Hour-long songs can be somewhat of a hard sell. For starters, there has to be an audience of listeners who are willing to carve out the time and sit and engage for sixty-plus minutes. Additionally and most crucially for instrumental projects, the sounds have to be there. Dopesmoker is an hour long, but it tells a story to go along with the riff. When it's all instruments, the riffs have to be at the front along with everything else. The elements have to work in concert with one another. Ideally, the finished piece will move seamlessly and open up paths that weren't there before. And it'll do so, while continuing to reveal other, intimate details on subsequent listens.

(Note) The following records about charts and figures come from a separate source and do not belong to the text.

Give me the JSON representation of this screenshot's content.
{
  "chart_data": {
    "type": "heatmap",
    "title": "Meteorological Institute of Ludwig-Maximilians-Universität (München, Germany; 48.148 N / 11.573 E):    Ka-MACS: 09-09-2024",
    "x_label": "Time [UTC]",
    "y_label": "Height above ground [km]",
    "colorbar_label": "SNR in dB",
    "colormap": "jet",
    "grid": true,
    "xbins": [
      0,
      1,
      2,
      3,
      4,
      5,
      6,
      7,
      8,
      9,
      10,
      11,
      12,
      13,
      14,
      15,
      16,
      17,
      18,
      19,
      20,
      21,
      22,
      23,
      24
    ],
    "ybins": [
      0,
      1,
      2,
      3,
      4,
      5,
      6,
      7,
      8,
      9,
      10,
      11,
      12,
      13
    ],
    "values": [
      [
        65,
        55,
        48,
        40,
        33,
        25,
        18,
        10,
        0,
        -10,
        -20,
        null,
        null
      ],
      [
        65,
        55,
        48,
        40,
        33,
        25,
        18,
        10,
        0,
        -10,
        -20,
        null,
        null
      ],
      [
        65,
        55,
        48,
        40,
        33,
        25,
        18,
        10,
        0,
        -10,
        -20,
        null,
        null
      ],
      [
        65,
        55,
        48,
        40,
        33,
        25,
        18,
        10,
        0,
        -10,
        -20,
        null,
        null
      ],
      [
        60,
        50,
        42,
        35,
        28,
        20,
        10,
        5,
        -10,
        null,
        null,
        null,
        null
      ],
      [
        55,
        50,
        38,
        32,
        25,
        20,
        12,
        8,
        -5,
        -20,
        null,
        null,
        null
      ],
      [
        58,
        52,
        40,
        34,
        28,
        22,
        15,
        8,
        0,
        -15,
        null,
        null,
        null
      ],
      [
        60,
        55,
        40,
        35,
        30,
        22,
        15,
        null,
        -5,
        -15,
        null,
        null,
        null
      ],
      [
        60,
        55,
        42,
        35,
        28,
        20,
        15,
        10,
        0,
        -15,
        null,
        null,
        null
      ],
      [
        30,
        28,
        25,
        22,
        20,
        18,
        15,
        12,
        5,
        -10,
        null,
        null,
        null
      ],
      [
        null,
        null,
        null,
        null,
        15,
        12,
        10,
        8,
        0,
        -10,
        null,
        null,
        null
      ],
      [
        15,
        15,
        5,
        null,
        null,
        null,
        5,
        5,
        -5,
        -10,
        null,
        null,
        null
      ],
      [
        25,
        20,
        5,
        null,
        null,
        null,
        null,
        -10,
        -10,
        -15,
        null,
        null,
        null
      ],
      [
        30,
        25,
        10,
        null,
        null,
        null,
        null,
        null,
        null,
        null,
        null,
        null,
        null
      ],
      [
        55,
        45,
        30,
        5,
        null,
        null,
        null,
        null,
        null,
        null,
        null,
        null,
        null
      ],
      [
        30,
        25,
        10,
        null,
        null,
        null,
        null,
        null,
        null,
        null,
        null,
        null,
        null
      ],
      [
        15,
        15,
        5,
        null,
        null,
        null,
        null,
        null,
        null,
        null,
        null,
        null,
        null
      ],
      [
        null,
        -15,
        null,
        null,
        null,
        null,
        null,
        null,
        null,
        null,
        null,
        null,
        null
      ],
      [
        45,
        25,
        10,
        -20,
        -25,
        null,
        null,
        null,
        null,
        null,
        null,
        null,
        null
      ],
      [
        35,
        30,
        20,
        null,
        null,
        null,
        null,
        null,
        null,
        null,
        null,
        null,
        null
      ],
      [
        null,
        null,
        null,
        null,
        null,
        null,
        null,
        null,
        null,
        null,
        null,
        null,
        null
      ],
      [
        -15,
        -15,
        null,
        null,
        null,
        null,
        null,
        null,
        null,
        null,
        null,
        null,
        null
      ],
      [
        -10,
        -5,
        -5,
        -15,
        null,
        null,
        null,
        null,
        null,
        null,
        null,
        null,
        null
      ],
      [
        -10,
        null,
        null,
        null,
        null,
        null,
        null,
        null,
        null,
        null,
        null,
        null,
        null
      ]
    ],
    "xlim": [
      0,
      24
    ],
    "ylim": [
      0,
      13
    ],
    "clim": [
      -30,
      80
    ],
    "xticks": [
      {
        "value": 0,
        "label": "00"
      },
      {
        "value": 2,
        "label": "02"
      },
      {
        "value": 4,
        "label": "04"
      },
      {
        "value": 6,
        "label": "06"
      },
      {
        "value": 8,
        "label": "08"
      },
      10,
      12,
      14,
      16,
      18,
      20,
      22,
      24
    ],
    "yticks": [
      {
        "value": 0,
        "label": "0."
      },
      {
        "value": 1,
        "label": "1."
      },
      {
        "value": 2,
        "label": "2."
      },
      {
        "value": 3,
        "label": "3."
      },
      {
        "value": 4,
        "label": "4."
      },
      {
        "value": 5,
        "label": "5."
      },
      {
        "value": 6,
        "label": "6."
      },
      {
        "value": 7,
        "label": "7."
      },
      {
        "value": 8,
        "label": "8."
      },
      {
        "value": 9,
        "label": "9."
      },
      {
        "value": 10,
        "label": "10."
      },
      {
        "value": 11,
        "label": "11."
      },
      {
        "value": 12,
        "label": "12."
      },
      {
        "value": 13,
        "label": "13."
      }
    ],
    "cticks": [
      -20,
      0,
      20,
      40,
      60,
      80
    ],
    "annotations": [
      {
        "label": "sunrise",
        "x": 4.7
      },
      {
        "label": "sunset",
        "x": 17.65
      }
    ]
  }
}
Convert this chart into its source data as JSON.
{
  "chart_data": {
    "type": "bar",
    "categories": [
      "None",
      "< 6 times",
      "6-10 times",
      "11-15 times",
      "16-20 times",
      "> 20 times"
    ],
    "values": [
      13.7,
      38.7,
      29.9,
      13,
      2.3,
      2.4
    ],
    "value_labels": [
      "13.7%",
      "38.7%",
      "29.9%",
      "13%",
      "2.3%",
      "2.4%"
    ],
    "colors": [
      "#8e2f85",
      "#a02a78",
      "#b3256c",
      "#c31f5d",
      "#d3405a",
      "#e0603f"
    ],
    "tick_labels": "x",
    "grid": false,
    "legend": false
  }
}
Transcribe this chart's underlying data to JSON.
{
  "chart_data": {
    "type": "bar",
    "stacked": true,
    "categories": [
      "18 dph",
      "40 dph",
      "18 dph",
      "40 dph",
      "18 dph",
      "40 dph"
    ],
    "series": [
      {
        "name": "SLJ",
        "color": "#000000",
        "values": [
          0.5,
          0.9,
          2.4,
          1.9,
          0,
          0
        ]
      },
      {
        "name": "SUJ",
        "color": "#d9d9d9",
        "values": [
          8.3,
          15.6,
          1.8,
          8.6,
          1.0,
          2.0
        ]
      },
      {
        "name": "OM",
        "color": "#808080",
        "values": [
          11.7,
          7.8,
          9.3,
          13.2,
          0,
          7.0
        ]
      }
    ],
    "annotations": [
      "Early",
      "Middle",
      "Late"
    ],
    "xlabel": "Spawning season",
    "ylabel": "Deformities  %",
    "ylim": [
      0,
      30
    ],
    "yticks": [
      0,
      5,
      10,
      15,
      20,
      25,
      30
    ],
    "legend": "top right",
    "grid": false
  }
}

"In a Dutch Haze" is a 58-minute-long recording of a collaboration between California stoner rock titans Earthless and J Mascis' psychedelic instrumental project, Heavy Blanket. According to the press release, the seeds of this joint effort were first laid out in 2009 at South by Southwest when Mascis struck up a "impromptu heavy psych jam" withEarthless, the San Diego-based trio comprised of guitarist Isaiah Mitchell, bassist Mike Eginton and drummer Mario Rubalcaba. Shortly after that one session, the involved parties would be asked to conjure up a jam once again. This time in Holland at the annual Roadburn Festival. While Mitchell would be unable to take part, Mascis, Enginton and Rubalcaba along with second guitarist Graham Clise (of Heavy Blanket, Witch, Lecherous Gaze) would take the Roadburn stage in 2012 and take another stab at sonically tearing the earth apart.
The end result, "Paradise in a Purple Sky," is equal parts weird and sprawling. It takes about ten minutes for it to really take off, but the following 47 minutes and change is a mind-melting psychedelic reckoning. In a more grounded reality, there may be some who pine for more signature Mascis shredding on the track, but to get caught up in that is to miss the bigger picture. And this is a very big-sounding piece.
When it's all over, it's hard to believe just how far you've gone in 58 minutes time. To think about the course that you took is almost too much to bear. In a lot of ways it feels like having followed a free balloon all the way to its natural end. When the ribbon on the inflatable rubber vessel first slipped out of that small child's hand, the sphere rose slowly, almost suspended in the air. Eventually, it began to soar in the wide open blue sky and then soaring gave way to climbing and then, from a distance, it just started to look like a goddamn hard-charging helium dart. The sky falls into the rearview and the red balloon rockets out of the atmosphere and into space, skipping across both celestial and astral planes. It slides, it stumbles and it glazes over all the heaviness on display in outer space. It skirts on with just enough light to get by. It proves to be flexible and resilient; stretching when it needs to and swelling when it's permissible. This doesn't last forever, though. Shapes are suddenly stretched too far out and there's a slight sag, and then that's it. Silence. It's over.